In 2005, Colleen amended the trust so that one of her daughters was the Appointor and she removed the corporate trustee and appointed herself personally as trustee. In 2006, proceedings between Colleen and her former husband were settled and a declaration was made that Colleen would hold the property as trustee of the discretionary trust and that it be transferred to her within 30 days.

Despite the 2005 deed of amendment and the settlement in 2006, it was not until 3 years later that Colleen transferred the property into her name as set out in the 2006 Order.

In 2009 and 2010, Colleen entered into a series of loans, secured over the property with no mention of her holding the property as trustee.
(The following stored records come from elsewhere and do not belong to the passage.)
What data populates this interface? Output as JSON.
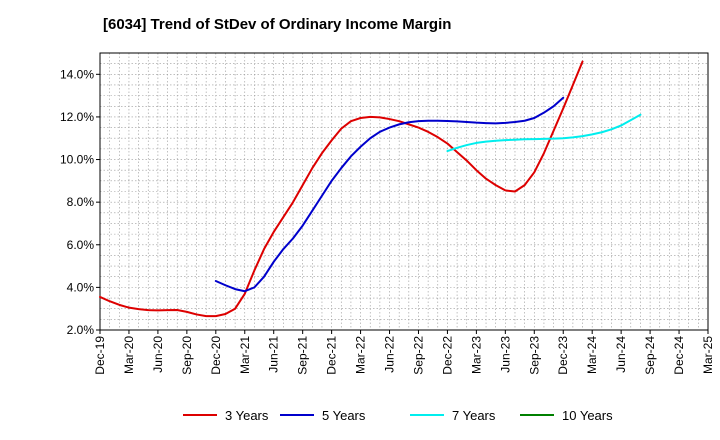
{
  "chart_data": {
    "type": "line",
    "title": "[6034]  Trend of StDev of Ordinary Income Margin",
    "xlabel": "",
    "ylabel": "",
    "x_ticks": [
      "Dec-19",
      "Mar-20",
      "Jun-20",
      "Sep-20",
      "Dec-20",
      "Mar-21",
      "Jun-21",
      "Sep-21",
      "Dec-21",
      "Mar-22",
      "Jun-22",
      "Sep-22",
      "Dec-22",
      "Mar-23",
      "Jun-23",
      "Sep-23",
      "Dec-23",
      "Mar-24",
      "Jun-24",
      "Sep-24",
      "Dec-24",
      "Mar-25"
    ],
    "y_ticks": [
      "2.0%",
      "4.0%",
      "6.0%",
      "8.0%",
      "10.0%",
      "12.0%",
      "14.0%"
    ],
    "ylim": [
      2.0,
      15.0
    ],
    "grid": true,
    "legend_position": "bottom",
    "series": [
      {
        "name": "3 Years",
        "color": "#dd0000",
        "start_index": 0,
        "values": [
          3.55,
          3.35,
          3.18,
          3.05,
          2.98,
          2.93,
          2.92,
          2.93,
          2.94,
          2.85,
          2.73,
          2.65,
          2.65,
          2.75,
          3.0,
          3.7,
          4.8,
          5.8,
          6.6,
          7.3,
          8.0,
          8.8,
          9.6,
          10.3,
          10.9,
          11.45,
          11.8,
          11.95,
          12.0,
          11.98,
          11.9,
          11.8,
          11.65,
          11.5,
          11.3,
          11.05,
          10.75,
          10.35,
          9.95,
          9.5,
          9.1,
          8.8,
          8.55,
          8.5,
          8.8,
          9.4,
          10.3,
          11.35,
          12.4,
          13.5,
          14.6
        ]
      },
      {
        "name": "5 Years",
        "color": "#0000cc",
        "start_index": 12,
        "values": [
          4.3,
          4.1,
          3.92,
          3.82,
          4.0,
          4.5,
          5.2,
          5.8,
          6.3,
          6.9,
          7.6,
          8.3,
          9.0,
          9.6,
          10.15,
          10.6,
          11.0,
          11.3,
          11.5,
          11.65,
          11.75,
          11.8,
          11.82,
          11.82,
          11.81,
          11.79,
          11.76,
          11.73,
          11.71,
          11.7,
          11.72,
          11.76,
          11.82,
          11.95,
          12.2,
          12.5,
          12.9
        ]
      },
      {
        "name": "7 Years",
        "color": "#00eeee",
        "start_index": 36,
        "values": [
          10.4,
          10.55,
          10.68,
          10.78,
          10.84,
          10.88,
          10.91,
          10.93,
          10.95,
          10.96,
          10.97,
          10.98,
          11.0,
          11.04,
          11.1,
          11.18,
          11.28,
          11.42,
          11.6,
          11.85,
          12.1
        ]
      },
      {
        "name": "10 Years",
        "color": "#008000",
        "start_index": 0,
        "values": []
      }
    ]
  }
}
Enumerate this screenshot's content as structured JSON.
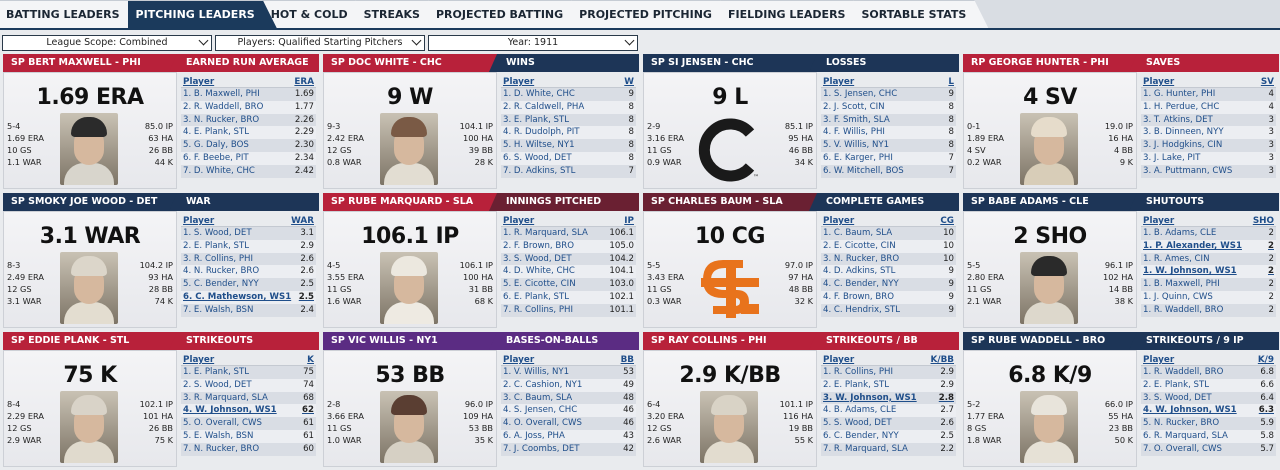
{
  "tabs": [
    {
      "label": "BATTING LEADERS",
      "active": false
    },
    {
      "label": "PITCHING LEADERS",
      "active": true
    },
    {
      "label": "HOT & COLD",
      "active": false
    },
    {
      "label": "STREAKS",
      "active": false
    },
    {
      "label": "PROJECTED BATTING",
      "active": false
    },
    {
      "label": "PROJECTED PITCHING",
      "active": false
    },
    {
      "label": "FIELDING LEADERS",
      "active": false
    },
    {
      "label": "SORTABLE STATS",
      "active": false
    }
  ],
  "filters": {
    "scope": "League Scope: Combined",
    "players": "Players: Qualified Starting Pitchers",
    "year": "Year: 1911"
  },
  "panels": [
    {
      "player": "SP BERT MAXWELL - PHI",
      "stat": "EARNED RUN AVERAGE",
      "big": "1.69 ERA",
      "left": [
        "5-4",
        "1.69 ERA",
        "10 GS",
        "1.1 WAR"
      ],
      "right": [
        "85.0 IP",
        "63 HA",
        "26 BB",
        "44 K"
      ],
      "col": "ERA",
      "photo": {
        "cap": "#2b2b2b",
        "body": "#d8d5cc"
      },
      "rows": [
        [
          "1. B. Maxwell, PHI",
          "1.69"
        ],
        [
          "2. R. Waddell, BRO",
          "1.77"
        ],
        [
          "3. N. Rucker, BRO",
          "2.26"
        ],
        [
          "4. E. Plank, STL",
          "2.29"
        ],
        [
          "5. G. Daly, BOS",
          "2.30"
        ],
        [
          "6. F. Beebe, PIT",
          "2.34"
        ],
        [
          "7. D. White, CHC",
          "2.42"
        ]
      ]
    },
    {
      "player": "SP DOC WHITE - CHC",
      "stat": "WINS",
      "big": "9 W",
      "left": [
        "9-3",
        "2.42 ERA",
        "12 GS",
        "0.8 WAR"
      ],
      "right": [
        "104.1 IP",
        "100 HA",
        "39 BB",
        "28 K"
      ],
      "col": "W",
      "photo": {
        "cap": "#7a5a45",
        "body": "#e2ddd2"
      },
      "rows": [
        [
          "1. D. White, CHC",
          "9"
        ],
        [
          "2. R. Caldwell, PHA",
          "8"
        ],
        [
          "3. E. Plank, STL",
          "8"
        ],
        [
          "4. R. Dudolph, PIT",
          "8"
        ],
        [
          "5. H. Wiltse, NY1",
          "8"
        ],
        [
          "6. S. Wood, DET",
          "8"
        ],
        [
          "7. D. Adkins, STL",
          "7"
        ]
      ]
    },
    {
      "player": "SP SI JENSEN - CHC",
      "stat": "LOSSES",
      "big": "9 L",
      "left": [
        "2-9",
        "3.16 ERA",
        "11 GS",
        "0.9 WAR"
      ],
      "right": [
        "85.1 IP",
        "95 HA",
        "46 BB",
        "34 K"
      ],
      "col": "L",
      "logo": "cubs",
      "rows": [
        [
          "1. S. Jensen, CHC",
          "9"
        ],
        [
          "2. J. Scott, CIN",
          "8"
        ],
        [
          "3. F. Smith, SLA",
          "8"
        ],
        [
          "4. F. Willis, PHI",
          "8"
        ],
        [
          "5. V. Willis, NY1",
          "8"
        ],
        [
          "6. E. Karger, PHI",
          "7"
        ],
        [
          "6. W. Mitchell, BOS",
          "7"
        ]
      ]
    },
    {
      "player": "RP GEORGE HUNTER - PHI",
      "stat": "SAVES",
      "big": "4 SV",
      "left": [
        "0-1",
        "1.89 ERA",
        "4 SV",
        "0.2 WAR"
      ],
      "right": [
        "19.0 IP",
        "16 HA",
        "4 BB",
        "9 K"
      ],
      "col": "SV",
      "photo": {
        "cap": "#e6dccb",
        "body": "#d8cdb8"
      },
      "rows": [
        [
          "1. G. Hunter, PHI",
          "4"
        ],
        [
          "1. H. Perdue, CHC",
          "4"
        ],
        [
          "3. T. Atkins, DET",
          "3"
        ],
        [
          "3. B. Dinneen, NYY",
          "3"
        ],
        [
          "3. J. Hodgkins, CIN",
          "3"
        ],
        [
          "3. J. Lake, PIT",
          "3"
        ],
        [
          "3. A. Puttmann, CWS",
          "3"
        ]
      ]
    },
    {
      "player": "SP SMOKY JOE WOOD - DET",
      "stat": "WAR",
      "big": "3.1 WAR",
      "left": [
        "8-3",
        "2.49 ERA",
        "12 GS",
        "3.1 WAR"
      ],
      "right": [
        "104.2 IP",
        "93 HA",
        "28 BB",
        "74 K"
      ],
      "col": "WAR",
      "photo": {
        "cap": "#dcd6ca",
        "body": "#e3ddd0"
      },
      "rows": [
        [
          "1. S. Wood, DET",
          "3.1"
        ],
        [
          "2. E. Plank, STL",
          "2.9"
        ],
        [
          "3. R. Collins, PHI",
          "2.6"
        ],
        [
          "4. N. Rucker, BRO",
          "2.6"
        ],
        [
          "5. C. Bender, NYY",
          "2.5"
        ],
        [
          "6. C. Mathewson, WS1",
          "2.5",
          true
        ],
        [
          "7. E. Walsh, BSN",
          "2.4"
        ]
      ]
    },
    {
      "player": "SP RUBE MARQUARD - SLA",
      "stat": "INNINGS PITCHED",
      "big": "106.1 IP",
      "left": [
        "4-5",
        "3.55 ERA",
        "11 GS",
        "1.6 WAR"
      ],
      "right": [
        "106.1 IP",
        "100 HA",
        "31 BB",
        "68 K"
      ],
      "col": "IP",
      "photo": {
        "cap": "#ece8df",
        "body": "#eeeae2"
      },
      "rows": [
        [
          "1. R. Marquard, SLA",
          "106.1"
        ],
        [
          "2. F. Brown, BRO",
          "105.0"
        ],
        [
          "3. S. Wood, DET",
          "104.2"
        ],
        [
          "4. D. White, CHC",
          "104.1"
        ],
        [
          "5. E. Cicotte, CIN",
          "103.0"
        ],
        [
          "6. E. Plank, STL",
          "102.1"
        ],
        [
          "7. R. Collins, PHI",
          "101.1"
        ]
      ]
    },
    {
      "player": "SP CHARLES BAUM - SLA",
      "stat": "COMPLETE GAMES",
      "big": "10 CG",
      "left": [
        "5-5",
        "3.43 ERA",
        "11 GS",
        "0.3 WAR"
      ],
      "right": [
        "97.0 IP",
        "97 HA",
        "48 BB",
        "32 K"
      ],
      "col": "CG",
      "logo": "stl",
      "rows": [
        [
          "1. C. Baum, SLA",
          "10"
        ],
        [
          "2. E. Cicotte, CIN",
          "10"
        ],
        [
          "3. N. Rucker, BRO",
          "10"
        ],
        [
          "4. D. Adkins, STL",
          "9"
        ],
        [
          "4. C. Bender, NYY",
          "9"
        ],
        [
          "4. F. Brown, BRO",
          "9"
        ],
        [
          "4. C. Hendrix, STL",
          "9"
        ]
      ]
    },
    {
      "player": "SP BABE ADAMS - CLE",
      "stat": "SHUTOUTS",
      "big": "2 SHO",
      "left": [
        "5-5",
        "2.80 ERA",
        "11 GS",
        "2.1 WAR"
      ],
      "right": [
        "96.1 IP",
        "102 HA",
        "14 BB",
        "38 K"
      ],
      "col": "SHO",
      "photo": {
        "cap": "#2a2a2a",
        "body": "#ddd8cc"
      },
      "rows": [
        [
          "1. B. Adams, CLE",
          "2"
        ],
        [
          "1. P. Alexander, WS1",
          "2",
          true
        ],
        [
          "1. R. Ames, CIN",
          "2"
        ],
        [
          "1. W. Johnson, WS1",
          "2",
          true
        ],
        [
          "1. B. Maxwell, PHI",
          "2"
        ],
        [
          "1. J. Quinn, CWS",
          "2"
        ],
        [
          "1. R. Waddell, BRO",
          "2"
        ]
      ]
    },
    {
      "player": "SP EDDIE PLANK - STL",
      "stat": "STRIKEOUTS",
      "big": "75 K",
      "left": [
        "8-4",
        "2.29 ERA",
        "12 GS",
        "2.9 WAR"
      ],
      "right": [
        "102.1 IP",
        "101 HA",
        "26 BB",
        "75 K"
      ],
      "col": "K",
      "photo": {
        "cap": "#d9d3c8",
        "body": "#e0dacd"
      },
      "rows": [
        [
          "1. E. Plank, STL",
          "75"
        ],
        [
          "2. S. Wood, DET",
          "74"
        ],
        [
          "3. R. Marquard, SLA",
          "68"
        ],
        [
          "4. W. Johnson, WS1",
          "62",
          true
        ],
        [
          "5. O. Overall, CWS",
          "61"
        ],
        [
          "5. E. Walsh, BSN",
          "61"
        ],
        [
          "7. N. Rucker, BRO",
          "60"
        ]
      ]
    },
    {
      "player": "SP VIC WILLIS - NY1",
      "stat": "BASES-ON-BALLS",
      "big": "53 BB",
      "left": [
        "2-8",
        "3.66 ERA",
        "11 GS",
        "1.0 WAR"
      ],
      "right": [
        "96.0 IP",
        "109 HA",
        "53 BB",
        "35 K"
      ],
      "col": "BB",
      "photo": {
        "cap": "#5a3e32",
        "body": "#d6d0c4"
      },
      "rows": [
        [
          "1. V. Willis, NY1",
          "53"
        ],
        [
          "2. C. Cashion, NY1",
          "49"
        ],
        [
          "3. C. Baum, SLA",
          "48"
        ],
        [
          "4. S. Jensen, CHC",
          "46"
        ],
        [
          "4. O. Overall, CWS",
          "46"
        ],
        [
          "6. A. Joss, PHA",
          "43"
        ],
        [
          "7. J. Coombs, DET",
          "42"
        ]
      ]
    },
    {
      "player": "SP RAY COLLINS - PHI",
      "stat": "STRIKEOUTS / BB",
      "big": "2.9 K/BB",
      "left": [
        "6-4",
        "3.20 ERA",
        "12 GS",
        "2.6 WAR"
      ],
      "right": [
        "101.1 IP",
        "116 HA",
        "19 BB",
        "55 K"
      ],
      "col": "K/BB",
      "photo": {
        "cap": "#d9d3c6",
        "body": "#e2dccf"
      },
      "rows": [
        [
          "1. R. Collins, PHI",
          "2.9"
        ],
        [
          "2. E. Plank, STL",
          "2.9"
        ],
        [
          "3. W. Johnson, WS1",
          "2.8",
          true
        ],
        [
          "4. B. Adams, CLE",
          "2.7"
        ],
        [
          "5. S. Wood, DET",
          "2.6"
        ],
        [
          "6. C. Bender, NYY",
          "2.5"
        ],
        [
          "7. R. Marquard, SLA",
          "2.2"
        ]
      ]
    },
    {
      "player": "SP RUBE WADDELL - BRO",
      "stat": "STRIKEOUTS / 9 IP",
      "big": "6.8 K/9",
      "left": [
        "5-2",
        "1.77 ERA",
        "8 GS",
        "1.8 WAR"
      ],
      "right": [
        "66.0 IP",
        "55 HA",
        "23 BB",
        "50 K"
      ],
      "col": "K/9",
      "photo": {
        "cap": "#e8e4db",
        "body": "#e6e1d6"
      },
      "rows": [
        [
          "1. R. Waddell, BRO",
          "6.8"
        ],
        [
          "2. E. Plank, STL",
          "6.6"
        ],
        [
          "3. S. Wood, DET",
          "6.4"
        ],
        [
          "4. W. Johnson, WS1",
          "6.3",
          true
        ],
        [
          "5. N. Rucker, BRO",
          "5.9"
        ],
        [
          "6. R. Marquard, SLA",
          "5.8"
        ],
        [
          "7. O. Overall, CWS",
          "5.7"
        ]
      ]
    }
  ],
  "row_header": "Player",
  "colors": {
    "red": "#b8213a",
    "navy": "#1d3557",
    "maroon": "#6a2032",
    "purple": "#5b2c83"
  }
}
Subsequently, Colleen’s daughter appointed a new trustee of the company, however the property was not transferred into the new trustee company’s name before Colleen was made bankrupt in 2012.

It is also noted that all funds purchased of the property were contributed to by Colleen personally.

The Trustee in bankruptcy asserted that the trust was a sham and was entered into so as to conceal fact that the property was actually owned by Colleen.

The Court of Appeal, held that the trust was not a sham and that whilst the trust had been established with the intention of protecting Colleen’s assets, it had been established with the intention that it should not have its apparent effect nor any legal consequence. “To say that a document or transaction is a sham, means that while professing to be one thing, it is in fact something different.”

The Court must essentially look to the circumstances in which the trust was created so as to ascertain the clear intention of the party in establishing trust.

The Court will only look behind a document or transaction if there is a “good reason to do so” so that there is effectively a presumption against the findings that a trust is a sham.

The Court also noted the distinction between sham trust and a trust which had been entered into specifically for the purpose of defrauding or defeating creditors.


The Family Court is no stranger to looking towards the true nature and controller of a trust, and indeed the Family Court requires disclosure as to the Appointor and interest in any trusts so as to determine the true extent of matrimonial assets.

It is for this reason that, when establishing a trust, persons will often elect to put in place an alternative friendly Appointor to put distance between the person and the trust. Of course this ultimately has to be weighed against relinquishing true control of the trust.

In the Family Court, even an entitlement as a beneficiary under a trust can be a relevant consideration to the Court, as in the case of Read v Chang [2010] FAMCA 876, where a wife was the discretionary beneficiary of a trust which had assets of $630 million. In that case the Court held that “although the wife may only have a contingent entitlement and is no more than a member of a class of beneficiaries, the memorandum of wishes enlightens the Court as to future the wife’s economic circumstances”.